The article warns that relying on male circumcision in the fight against HIV/AIDS is especially dangerous for sub-Saharan Africa women because circumcised men could still acquire and transmit the virus to their sexual partners. “Evidence suggests that mass circumcision programs may exacerbate the HIV epidemic among women (and) under these circumstances it would be irresponsible and unethical to advocate mass circumcision programmes in southern Africa,” the article concludes. “Male circumcision is a dangerous distraction and a waste of scarce resources that should be used for known preventive measures (such as condoms which are 80 percent effective.”
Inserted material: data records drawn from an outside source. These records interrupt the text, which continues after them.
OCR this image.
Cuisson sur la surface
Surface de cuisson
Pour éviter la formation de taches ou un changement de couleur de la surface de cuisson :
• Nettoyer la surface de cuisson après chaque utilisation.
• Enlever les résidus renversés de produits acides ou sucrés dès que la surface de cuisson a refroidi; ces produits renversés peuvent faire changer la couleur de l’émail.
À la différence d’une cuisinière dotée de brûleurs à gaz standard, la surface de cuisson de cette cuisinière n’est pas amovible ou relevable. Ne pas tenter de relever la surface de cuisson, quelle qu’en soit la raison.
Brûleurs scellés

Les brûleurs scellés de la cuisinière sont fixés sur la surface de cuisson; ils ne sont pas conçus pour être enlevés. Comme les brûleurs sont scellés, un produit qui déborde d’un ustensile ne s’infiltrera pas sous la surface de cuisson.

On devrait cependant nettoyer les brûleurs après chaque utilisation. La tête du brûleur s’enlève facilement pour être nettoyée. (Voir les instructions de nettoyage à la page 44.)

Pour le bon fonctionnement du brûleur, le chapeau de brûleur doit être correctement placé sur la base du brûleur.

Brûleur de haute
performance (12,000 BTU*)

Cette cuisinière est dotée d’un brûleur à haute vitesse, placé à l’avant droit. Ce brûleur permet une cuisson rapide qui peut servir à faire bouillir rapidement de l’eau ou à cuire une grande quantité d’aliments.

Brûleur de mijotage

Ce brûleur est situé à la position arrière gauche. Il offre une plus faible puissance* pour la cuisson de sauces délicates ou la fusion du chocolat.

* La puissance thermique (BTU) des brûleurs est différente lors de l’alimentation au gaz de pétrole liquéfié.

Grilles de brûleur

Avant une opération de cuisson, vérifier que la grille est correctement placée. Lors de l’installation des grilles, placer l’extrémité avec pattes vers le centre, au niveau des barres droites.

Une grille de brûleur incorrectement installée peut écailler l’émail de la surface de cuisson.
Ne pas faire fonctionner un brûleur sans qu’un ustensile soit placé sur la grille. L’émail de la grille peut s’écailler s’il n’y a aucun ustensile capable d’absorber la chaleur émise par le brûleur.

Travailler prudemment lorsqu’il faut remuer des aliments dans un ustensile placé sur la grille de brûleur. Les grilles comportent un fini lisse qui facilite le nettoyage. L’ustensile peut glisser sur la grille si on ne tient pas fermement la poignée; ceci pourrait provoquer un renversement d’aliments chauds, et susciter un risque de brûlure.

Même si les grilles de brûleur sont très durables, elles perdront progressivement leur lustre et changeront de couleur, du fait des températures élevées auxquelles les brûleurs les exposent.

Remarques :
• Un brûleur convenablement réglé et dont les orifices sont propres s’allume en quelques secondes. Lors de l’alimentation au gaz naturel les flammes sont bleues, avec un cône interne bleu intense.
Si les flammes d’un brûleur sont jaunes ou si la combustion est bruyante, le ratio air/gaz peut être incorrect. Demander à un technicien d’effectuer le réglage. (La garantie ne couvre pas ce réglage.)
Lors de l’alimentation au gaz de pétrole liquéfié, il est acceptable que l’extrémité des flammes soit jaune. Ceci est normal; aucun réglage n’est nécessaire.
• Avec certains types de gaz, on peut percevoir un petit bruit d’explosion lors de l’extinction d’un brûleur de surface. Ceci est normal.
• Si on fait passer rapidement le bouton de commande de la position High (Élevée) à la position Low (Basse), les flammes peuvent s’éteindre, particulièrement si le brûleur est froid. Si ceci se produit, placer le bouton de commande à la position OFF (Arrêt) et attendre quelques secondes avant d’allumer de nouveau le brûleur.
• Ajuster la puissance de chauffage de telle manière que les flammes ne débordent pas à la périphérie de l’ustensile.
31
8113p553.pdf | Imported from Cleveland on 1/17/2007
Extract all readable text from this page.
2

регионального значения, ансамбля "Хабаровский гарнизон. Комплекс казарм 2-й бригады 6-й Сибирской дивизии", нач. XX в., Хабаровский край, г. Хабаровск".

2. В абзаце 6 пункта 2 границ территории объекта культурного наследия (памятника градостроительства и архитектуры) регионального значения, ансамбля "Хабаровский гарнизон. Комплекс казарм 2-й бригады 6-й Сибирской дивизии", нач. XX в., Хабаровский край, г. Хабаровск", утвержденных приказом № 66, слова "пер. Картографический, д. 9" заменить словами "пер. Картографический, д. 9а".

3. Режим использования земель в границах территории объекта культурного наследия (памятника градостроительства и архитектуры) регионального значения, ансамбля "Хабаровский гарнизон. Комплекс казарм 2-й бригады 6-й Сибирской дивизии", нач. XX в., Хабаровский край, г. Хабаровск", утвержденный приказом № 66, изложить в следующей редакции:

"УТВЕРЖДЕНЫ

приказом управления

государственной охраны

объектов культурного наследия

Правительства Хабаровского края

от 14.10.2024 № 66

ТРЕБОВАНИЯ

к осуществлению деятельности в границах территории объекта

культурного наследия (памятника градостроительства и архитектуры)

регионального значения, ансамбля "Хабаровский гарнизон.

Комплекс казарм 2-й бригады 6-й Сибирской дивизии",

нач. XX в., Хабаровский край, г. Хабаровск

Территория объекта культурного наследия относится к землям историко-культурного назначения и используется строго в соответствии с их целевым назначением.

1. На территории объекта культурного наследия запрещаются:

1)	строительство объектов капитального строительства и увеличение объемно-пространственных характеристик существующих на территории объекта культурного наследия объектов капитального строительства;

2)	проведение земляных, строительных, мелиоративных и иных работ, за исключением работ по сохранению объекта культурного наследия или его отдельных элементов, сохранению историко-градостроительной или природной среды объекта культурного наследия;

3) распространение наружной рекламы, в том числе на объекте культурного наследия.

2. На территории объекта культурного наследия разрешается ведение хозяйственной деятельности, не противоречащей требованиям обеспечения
In a hard hitting editorial that raises the spectre of neocolonialism, the South African Medical Journal has condemned the push for mass circumcision of African men as the solution to the nation’s HIV-AIDS problem. The editorial, by the journal editor Professor Daniel Ncayiyana, reviews the evidence for the claim that circumcision reduces the risk of female-to-male infection, and finds it less conclusive than assumed (and far less significant than regularly proclaimed in sensationalist newspaper headlines). The weakness of the case arises partly because the three clinical trials on which it is based were terminated prematurely, and partly because surveys show no consistency in the pattern of HIV infection among circumcised and uncircumcised men. (In some places there is little difference, and in some the incidence of HIV is higher in circumcised men.) There is certainly nothing in the results of the trials to justify the wild claim that circumcision provides “lifelong protection” against HIV; the most that could be said is that in areas of high HIV prevalence circumcision reduces the risk of female-to-male transmission in unprotected intercourse. Despite the much-touted “60 per cent” figure, nobody really knows the extent of the risk reduction in real world situations. Circumcision provides no protection to homosexual men or injecting drug users, and may increase the risk of male-to-female transmission.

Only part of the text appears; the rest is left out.